I have one objection to the logic above: you go from a sum of the form (a+b)/2 and distribute the division into a/2+b/2, but then you cannot make statements about the individual parity of a or b. If (a+b) is even, then a and b have the same parity, either both odd or both even, but nothing else can be said about that (unless you know the actual parity of one of them, which is not the case).

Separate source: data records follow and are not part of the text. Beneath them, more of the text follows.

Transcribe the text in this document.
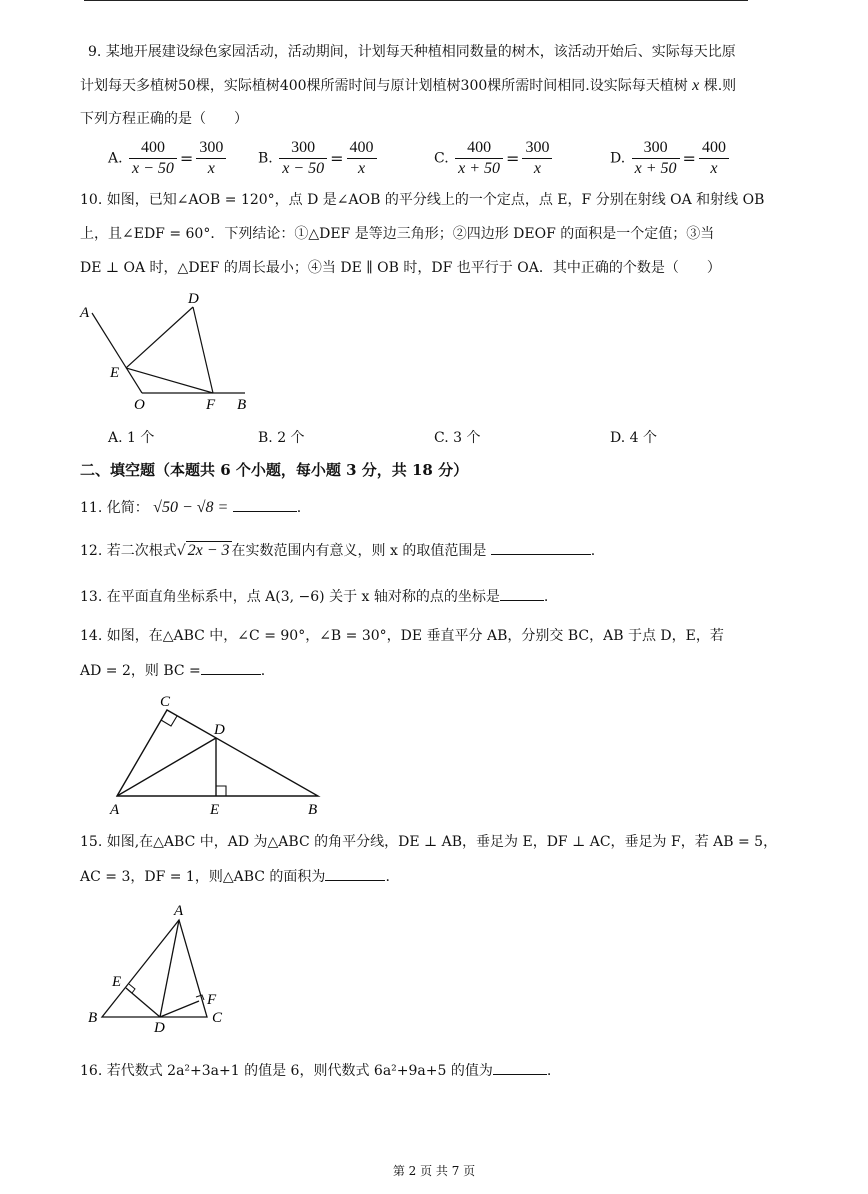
9. 某地开展建设绿色家园活动，活动期间，计划每天种植相同数量的树木，该活动开始后、实际每天比原
计划每天多植树50棵，实际植树400棵所需时间与原计划植树300棵所需时间相同.设实际每天植树 x 棵.则
下列方程正确的是（　　）
A. $\frac{400}{x - 50} = \frac{300}{x} B$. $\frac{300}{x - 50} = \frac{400}{x}$	C. $\frac{400}{x + 50} = \frac{300}{x}$	D. $\frac{300}{x + 50} = \frac{400}{x}$
10. 如图，已知∠AOB = 120°，点 D 是∠AOB 的平分线上的一个定点，点 E，F 分别在射线 OA 和射线 OB
上，且∠EDF = 60°．下列结论：①△DEF 是等边三角形；②四边形 DEOF 的面积是一个定值；③当
DE ⊥ OA 时，△DEF 的周长最小；④当 DE ∥ OB 时，DF 也平行于 OA．其中正确的个数是（　　）
A
D
E
O	F B
A. 1 个	B. 2 个	C. 3 个	D. 4 个
二、填空题（本题共 6 个小题，每小题 3 分，共 18 分）
11. 化简： √50 − √8 =	.
12. 若二次根式√ 2x − 3 在实数范围内有意义，则 x 的取值范围是	.
13. 在平面直角坐标系中，点 A(3, −6) 关于 x 轴对称的点的坐标是	.
14. 如图，在△ABC 中，∠C = 90°，∠B = 30°，DE 垂直平分 AB，分别交 BC，AB 于点 D，E，若
AD = 2，则 BC =	.
C
D
A	E	B
15. 如图,在△ABC 中，AD 为△ABC 的角平分线，DE ⊥ AB，垂足为 E，DF ⊥ AC，垂足为 F，若 AB = 5，
AC = 3，DF = 1，则△ABC 的面积为	.
A
E
F
B
D
C
16. 若代数式 2a²+3a+1 的值是 6，则代数式 6a²+9a+5 的值为	.
第 2 页 共 7 页
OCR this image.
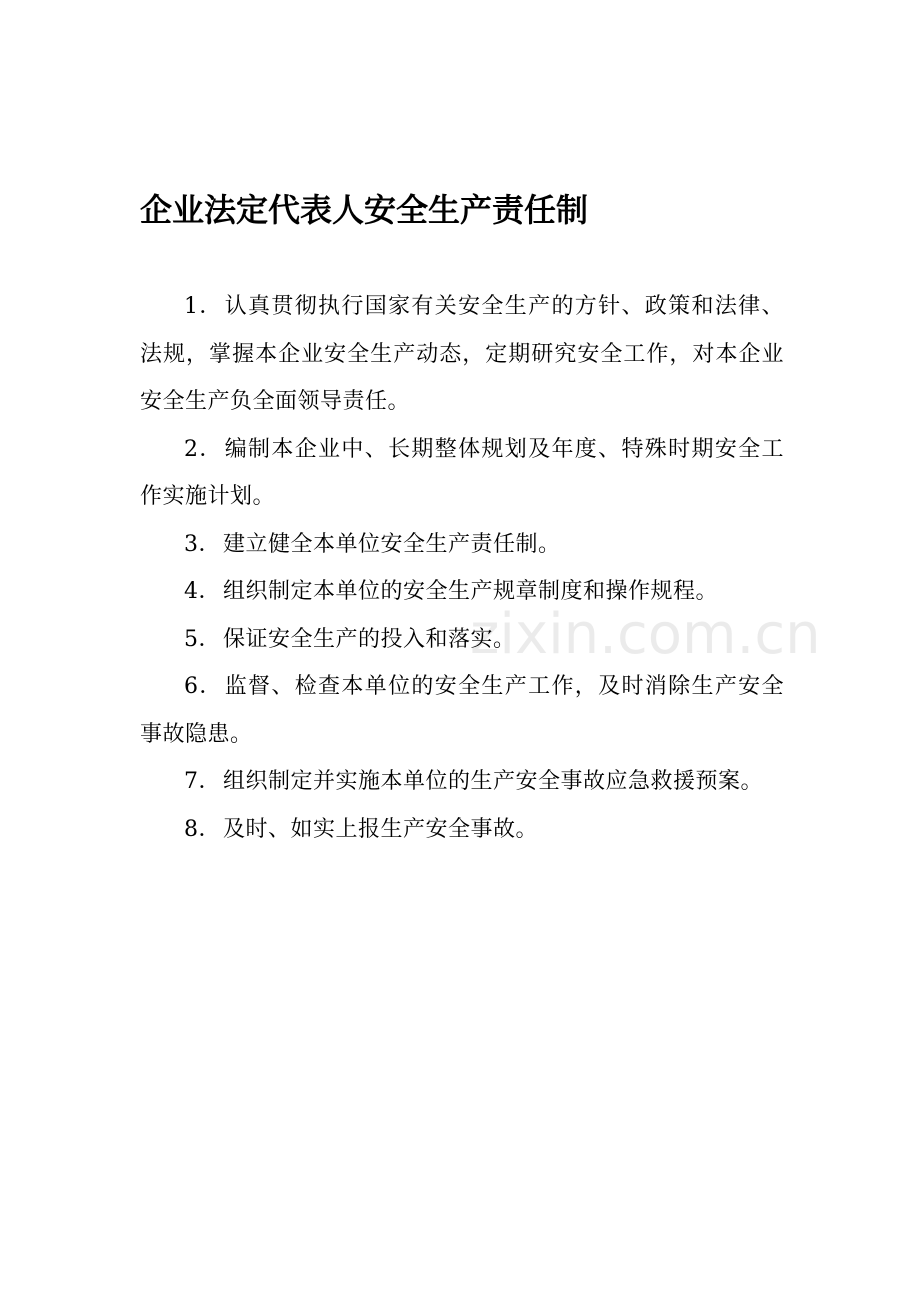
企业法定代表人安全生产责任制
1．认真贯彻执行国家有关安全生产的方针、政策和法律、法规，掌握本企业安全生产动态，定期研究安全工作，对本企业安全生产负全面领导责任。
2．编制本企业中、长期整体规划及年度、特殊时期安全工作实施计划。
3．建立健全本单位安全生产责任制。
4．组织制定本单位的安全生产规章制度和操作规程。
5．保证安全生产的投入和落实。
6．监督、检查本单位的安全生产工作，及时消除生产安全事故隐患。
7．组织制定并实施本单位的生产安全事故应急救援预案。
8．及时、如实上报生产安全事故。
zixin.com.cn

I see the intuition beyond splitting q into np+m, but I believe that what you'd like is to split p into 10n+m, with m in [1,10], since then n would directly tell you in which category A,B,C,D,E the prime p lies in. I tried to substitute this in the quadratic solution, but didn't get anywhere and recurred to brute force. :)

Last edited: Jan 12, 2008
3. Jan 12, 2008

### mda

You can show that 444 mod x = 0, and x mod p = 0, and 444 mod p = 0, so
444 = 2^2 3 37 which narrows the possibilities quite quickly.

4. Jan 12, 2008

### mda

Further, denoting the roots in x as rp & sp, where r & s are integers,
you can show that r s = -444 / p, and r + s = 1.

Since 4-3=1, p=37.

5. Jan 12, 2008

### dodo

Hey, that's cool.

I followed up to r+s=1, but I don't see why rp . sp = -444.

6. Jan 12, 2008

### mda

(x+rp)(x+sp) = x^2 + xp - 444p

Expand the product and equate the x^0 terms

7. Jan 12, 2008

### dodo

Oh, wait. Correct me if I'm wrong. I would have written the factorization as (x-rp)(x-sp)... and after checking, I see r+s = -1, which matches. (The solution for x starts with minus p/2, plus/minus the square root of blah blah / 2)

8. Jan 12, 2008

### mda

Yes, I should have written (x-rp)(x-sp), but it doesn't affect p.
Only affects which of the roots should be negative.

9. Jan 13, 2008

### nonequilibrium

So the easiest way (?) of solving it would be dividing the original equation by p:

$$\frac{x²+px-444p}{p}$$ = x²/p + x - 444

We now know p|x² and thus p|x, and we now divide the original equation by p²:

$$\frac{x²+px-444p}{p^2}$$ = $$\frac{x^2}{p^2}$$ + $$\frac{x}{p}$$ - $$\frac{444}{p}$$

As x/p is an integer, p|444, meaning the prime fractorization of 444 (= 2.2.3.37) will contain p. Now we equalize

(x-rp)(x-sp) = x²+px-444p

x² + (-r-s)px + (rsp)p = x² + px - 444p

Giving -r-s=1 and 444/(rs)=p

Looking at the factorization of 444, only r=4 and s=3 will do, giving p=37

10. Jan 13, 2008

### Werg22

The easiest way is certainly easier. It is apparent that the discriminant p^2 + 1776p must be a perfect square. Since p divides into the discriminant, so must p^2. Hence p divides into 1776. The primes of 1776 are 2, 3 and 37.

Last edited: Jan 13, 2008
11. Jan 13, 2008

### mda

I'm not sure how this is easier... I think this is pretty much the same as what we've done except that it does not show which one is p. Note that the method summarized by mr vodka also predicts whether or not this will happen... the x^0 must be a product of only three numbers: p and two numbers that differ by exactly one.

12. Jan 14, 2008

### Werg22

A thousand apologies, I judged the solution by its length rather than its content.

13. Jan 14, 2008

### nonequilibrium

Thanks for the help, guys